Une certaine gêne à l’égard du style

Présentation

C’est le style, pense-t-on, qui assure l’unité d’une œuvre. Et l’on imagine aussi que les écrivains travaillent avec une idée plus ou moins claire de la façon dont leurs textes doivent être rédigés, si bien qu’il s’agirait simplement pour eux de faire coïncider leur idéal et leur prose. Or, les choses sont plus compliquées…

Quand on y regarde de près, les pratiques rédactionnelles des écrivains vont à hue et à dia et elles peinent à trouver leur pleine cohérence. On en connaît quelques exemples célèbres : avec bien des premiers lecteurs de Céline, le jeune Claude Lévi-Strauss s’est demandé si c’était bien la même personne qui avait rédigé le début et la fin de certains paragraphes de Voyage au bout de la nuit. Quant aux premières lectures importantes de L’Étranger, toutes se sont étonnées d’une évidente contradiction stylistique dans le roman d’Albert Camus.

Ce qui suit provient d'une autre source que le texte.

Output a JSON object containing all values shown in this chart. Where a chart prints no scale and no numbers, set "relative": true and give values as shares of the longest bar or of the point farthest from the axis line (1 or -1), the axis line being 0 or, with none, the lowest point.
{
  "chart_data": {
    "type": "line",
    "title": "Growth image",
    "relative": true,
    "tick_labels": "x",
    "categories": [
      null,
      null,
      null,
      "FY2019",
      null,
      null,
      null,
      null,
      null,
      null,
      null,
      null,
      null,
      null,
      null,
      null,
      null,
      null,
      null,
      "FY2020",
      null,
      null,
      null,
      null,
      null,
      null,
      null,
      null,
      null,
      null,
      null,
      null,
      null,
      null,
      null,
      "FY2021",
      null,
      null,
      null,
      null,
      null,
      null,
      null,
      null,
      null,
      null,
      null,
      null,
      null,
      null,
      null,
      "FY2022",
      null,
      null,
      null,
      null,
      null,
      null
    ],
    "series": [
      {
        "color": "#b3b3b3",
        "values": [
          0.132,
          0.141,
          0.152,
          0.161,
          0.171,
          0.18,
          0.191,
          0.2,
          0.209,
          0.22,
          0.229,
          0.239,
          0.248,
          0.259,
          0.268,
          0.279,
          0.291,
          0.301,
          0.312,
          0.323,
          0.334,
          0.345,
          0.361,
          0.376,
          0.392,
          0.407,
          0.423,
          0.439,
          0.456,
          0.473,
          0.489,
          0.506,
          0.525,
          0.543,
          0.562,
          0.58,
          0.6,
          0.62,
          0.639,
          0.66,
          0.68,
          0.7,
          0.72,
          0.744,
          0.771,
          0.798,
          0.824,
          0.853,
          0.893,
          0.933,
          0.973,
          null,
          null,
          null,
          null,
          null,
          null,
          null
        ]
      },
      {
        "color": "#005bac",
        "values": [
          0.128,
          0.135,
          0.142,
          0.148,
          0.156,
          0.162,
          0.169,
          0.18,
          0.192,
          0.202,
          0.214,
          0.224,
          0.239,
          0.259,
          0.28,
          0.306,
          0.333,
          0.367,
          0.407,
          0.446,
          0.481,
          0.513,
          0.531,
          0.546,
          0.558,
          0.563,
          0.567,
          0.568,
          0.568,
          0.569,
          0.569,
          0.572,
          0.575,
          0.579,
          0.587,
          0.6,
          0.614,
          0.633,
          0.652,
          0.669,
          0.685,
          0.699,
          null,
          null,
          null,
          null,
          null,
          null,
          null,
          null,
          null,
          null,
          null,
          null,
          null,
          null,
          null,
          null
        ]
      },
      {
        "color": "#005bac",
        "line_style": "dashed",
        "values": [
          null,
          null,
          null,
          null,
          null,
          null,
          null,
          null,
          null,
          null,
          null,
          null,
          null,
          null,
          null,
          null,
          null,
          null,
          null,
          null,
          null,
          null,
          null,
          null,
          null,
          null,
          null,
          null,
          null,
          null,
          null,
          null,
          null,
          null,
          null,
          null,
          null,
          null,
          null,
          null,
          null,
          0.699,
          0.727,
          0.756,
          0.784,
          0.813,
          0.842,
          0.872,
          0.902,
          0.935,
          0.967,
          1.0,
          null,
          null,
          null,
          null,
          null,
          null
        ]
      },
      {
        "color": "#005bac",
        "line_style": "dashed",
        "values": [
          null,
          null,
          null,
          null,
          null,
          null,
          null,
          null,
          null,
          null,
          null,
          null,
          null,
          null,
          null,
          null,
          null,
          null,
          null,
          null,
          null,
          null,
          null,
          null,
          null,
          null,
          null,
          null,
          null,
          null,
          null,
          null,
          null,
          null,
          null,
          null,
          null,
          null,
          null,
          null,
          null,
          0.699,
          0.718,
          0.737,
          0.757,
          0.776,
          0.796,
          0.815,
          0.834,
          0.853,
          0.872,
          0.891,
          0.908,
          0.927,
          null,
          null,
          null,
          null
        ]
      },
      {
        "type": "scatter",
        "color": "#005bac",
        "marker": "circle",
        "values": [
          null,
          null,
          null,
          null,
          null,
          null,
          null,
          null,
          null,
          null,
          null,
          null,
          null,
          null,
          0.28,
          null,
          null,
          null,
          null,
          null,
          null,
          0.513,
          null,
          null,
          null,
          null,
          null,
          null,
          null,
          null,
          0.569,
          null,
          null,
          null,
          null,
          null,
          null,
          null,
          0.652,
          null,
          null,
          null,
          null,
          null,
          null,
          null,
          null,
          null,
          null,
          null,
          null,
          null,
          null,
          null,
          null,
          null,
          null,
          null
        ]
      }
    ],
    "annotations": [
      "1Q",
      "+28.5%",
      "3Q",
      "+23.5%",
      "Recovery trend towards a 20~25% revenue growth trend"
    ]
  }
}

Le présent ouvrage se propose dès lors d’interroger les formes stylistiques à partir de leurs tensions et les discours sur le style à partir de leurs failles. Prenant ses premiers appuis sur une dizaine de cas en apparence fort singuliers (Bernanos, Camus, Duras, Ramuz, Sartre, Simenon, Valéry…), il suggère un principe de lecture et esquisse une typologie des contradictions. Mais il avance aussi deux idées : la première veut que toute la prose du xxe siècle ait connu une certaine gêne à l’égard du style ; la seconde veut que la tension stylistique soit finalement le mode d’existence naturelle des œuvres littéraires.